Sonar de los barcos genera comportamientos suicidas en ballenas

El buceador de aguas profundas más hábil del océano desarrolla burbujas de nitrógeno que envenenan su sangre como un novato en el buceo que sube demasiado rápido a la superficie

Teorema Ambiental/Redacción

Estudios científicos han comprobado desde hace años que las ballenas picudas varan y mueren después de nadar cerca de un sonar naval. Actualmente se ha descubierto a qué se debe esta conducta extraña: estos mamíferos marinos sufren enfermedades de descompresión, al igual que los buzos, explica un estudio publicado a finales de enero en la revista Royal Society Proceedings B.

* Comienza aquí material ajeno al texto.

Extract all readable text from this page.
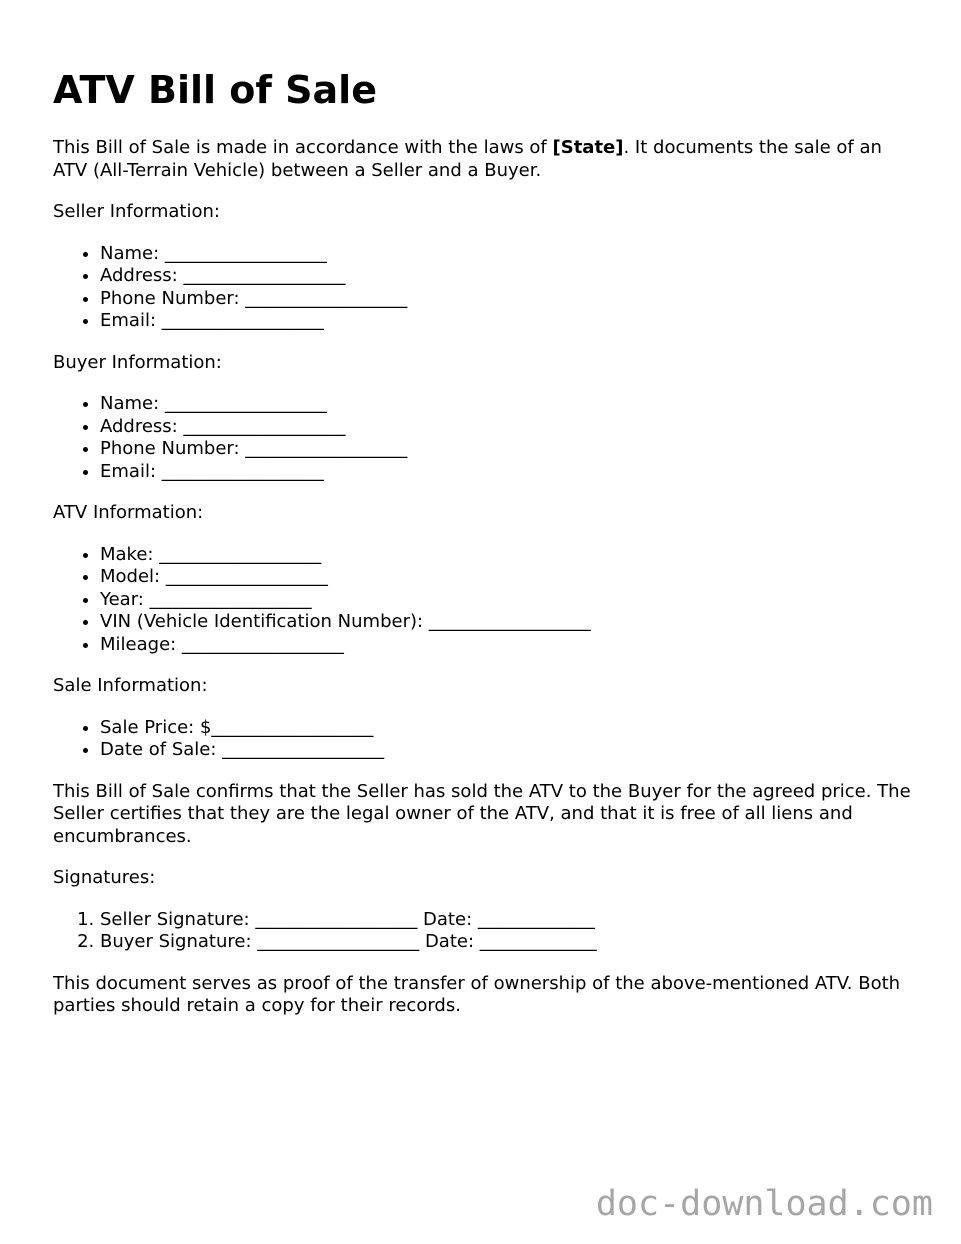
ATV Bill of Sale

This Bill of Sale is made in accordance with the laws of [State]. It documents the sale of an ATV (All-Terrain Vehicle) between a Seller and a Buyer.

Seller Information:

• Name: __________________
• Address: __________________
• Phone Number: __________________
• Email: __________________

Buyer Information:

• Name: __________________
• Address: __________________
• Phone Number: __________________
• Email: __________________

ATV Information:

• Make: __________________
• Model: __________________
• Year: __________________
• VIN (Vehicle Identification Number): __________________
• Mileage: __________________

Sale Information:

• Sale Price: $__________________
• Date of Sale: __________________

This Bill of Sale confirms that the Seller has sold the ATV to the Buyer for the agreed price. The Seller certifies that they are the legal owner of the ATV, and that it is free of all liens and encumbrances.

Signatures:

1. Seller Signature: __________________ Date: _____________
2. Buyer Signature: __________________ Date: _____________

This document serves as proof of the transfer of ownership of the above-mentioned ATV. Both parties should retain a copy for their records.

doc-download.com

Millones de años de evolución han convertido a las ballenas en máquinas de buceo perfectamente calibradas que se hunden kilómetros debajo de la superficie durante horas, para buscar comida en las profundidades del océano. Para hacer esto, su frecuencia cardiaca disminuye, el flujo de sangre se restringe, el oxígeno se conserva.

El buceador de aguas profundas más hábil del océano desarrolla burbujas de nitrógeno que envenenan su sangre como un novato en el buceo que sube demasiado rápido a la superficie porque se asusta mucho con la vibración emitida por estos aparatos, sobre todo una especie conocida como Cuvier.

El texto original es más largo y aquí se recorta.